Lesley Numbers is an artist, mother and earth-tender born and raised in Madison, Wisconsin on ancestral Ho-Chunk land. She holds a B.S. in Art Education and an MFA in Printmaking, both from UW-Madison. Her art practice is rooted in a sense of spirit, curiosity and reverie and her imagery is inspired by daily walks with her dogs, our local biome, music, poetry, community and dreams. Her hand-drawn serigraphs and reductive woodblock prints explore the beauty, wonder, joy, and sorrow of our living and dying world.

Linda Koenig (Watercolor)

Be outside. Embrace solitude. See with fresh eyes. Write. These are tools of my studio practice, actions that come before and in conjunction with the application of paint, habits that inform the work. Alongside my sketchbooks are dictionaries, both old and new, and an assortment of journals for thoughts, lists, random words that intrigue me. Often the title of a painting comes first, then the concept, with brushes and paint last.

The core of the work? Beauty, order, harmony.

Lon Michels

The son of a fifth generation stone mason, Lon Michels learned perspective from his fathers work. Michels grew up in the small Midwestern town of Marquette, Wisconsin and followed his mother’s artistic lead early on. “I remember that she would throw flowers in a pattern across the floor and then make paintings of them”. After graduating from Ripon College he moved to New York City as a working artist. His breakthrough occurred when he was hired by the late sculptor Louise Nevelson, with whom he worked as a studio assistant for 5 years.

In my lifetime I have learned that the best way to grow and learn is to share your experiences with others. In order to obtain knowledge I believe one must be able to give freely, which is a simple essence that all true artists do.

I have had many great teachers in my life, including my professors at Ripon College and more recently the University of Wisconsin Madison. I was also greatly influenced by the working with Louise Nevelson and Mark Kostabi in New York City. These teachers and their methods to educate myself has made my life experiences not only as an artist but also as a human being.

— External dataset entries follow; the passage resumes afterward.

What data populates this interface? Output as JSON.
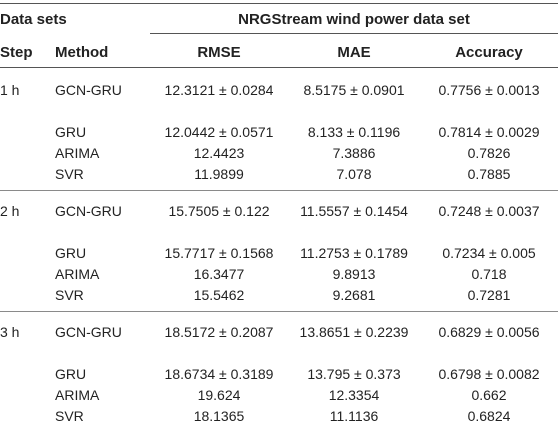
{
  "header": {
    "data_sets": "Data sets",
    "dataset_title": "NRGStream wind power data set",
    "step": "Step",
    "method": "Method",
    "rmse": "RMSE",
    "mae": "MAE",
    "accuracy": "Accuracy"
  },
  "groups": [
    {
      "step": "1 h",
      "rows": [
        {
          "method": "GCN-GRU",
          "rmse": "12.3121 ± 0.0284",
          "mae": "8.5175 ± 0.0901",
          "accuracy": "0.7756 ± 0.0013"
        },
        {
          "method": "GRU",
          "rmse": "12.0442 ± 0.0571",
          "mae": "8.133 ± 0.1196",
          "accuracy": "0.7814 ± 0.0029"
        },
        {
          "method": "ARIMA",
          "rmse": "12.4423",
          "mae": "7.3886",
          "accuracy": "0.7826"
        },
        {
          "method": "SVR",
          "rmse": "11.9899",
          "mae": "7.078",
          "accuracy": "0.7885"
        }
      ]
    },
    {
      "step": "2 h",
      "rows": [
        {
          "method": "GCN-GRU",
          "rmse": "15.7505 ± 0.122",
          "mae": "11.5557 ± 0.1454",
          "accuracy": "0.7248 ± 0.0037"
        },
        {
          "method": "GRU",
          "rmse": "15.7717 ± 0.1568",
          "mae": "11.2753 ± 0.1789",
          "accuracy": "0.7234 ± 0.005"
        },
        {
          "method": "ARIMA",
          "rmse": "16.3477",
          "mae": "9.8913",
          "accuracy": "0.718"
        },
        {
          "method": "SVR",
          "rmse": "15.5462",
          "mae": "9.2681",
          "accuracy": "0.7281"
        }
      ]
    },
    {
      "step": "3 h",
      "rows": [
        {
          "method": "GCN-GRU",
          "rmse": "18.5172 ± 0.2087",
          "mae": "13.8651 ± 0.2239",
          "accuracy": "0.6829 ± 0.0056"
        },
        {
          "method": "GRU",
          "rmse": "18.6734 ± 0.3189",
          "mae": "13.795 ± 0.373",
          "accuracy": "0.6798 ± 0.0082"
        },
        {
          "method": "ARIMA",
          "rmse": "19.624",
          "mae": "12.3354",
          "accuracy": "0.662"
        },
        {
          "method": "SVR",
          "rmse": "18.1365",
          "mae": "11.1136",
          "accuracy": "0.6824"
        }
      ]
    }
  ]
}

As an artist I want to create timelessness, a presence…I approach each piece as if it were a true masterpiece that catches the twinkle in my eye as if it were going to be placed in a museum.

Mary Dickey (Mixed Media)

The pieces you see here are done in a technique called “bricolage” which is french meaning “something constructed from a diverse range of available things.”

As with most of my work, the pieces begin with a found object.  It might be an antique china plate, a piece of lace,  an intriguing porcelain doll or shells and sealife from my collection.

I love the idea of giving old things a beautiful new beginning.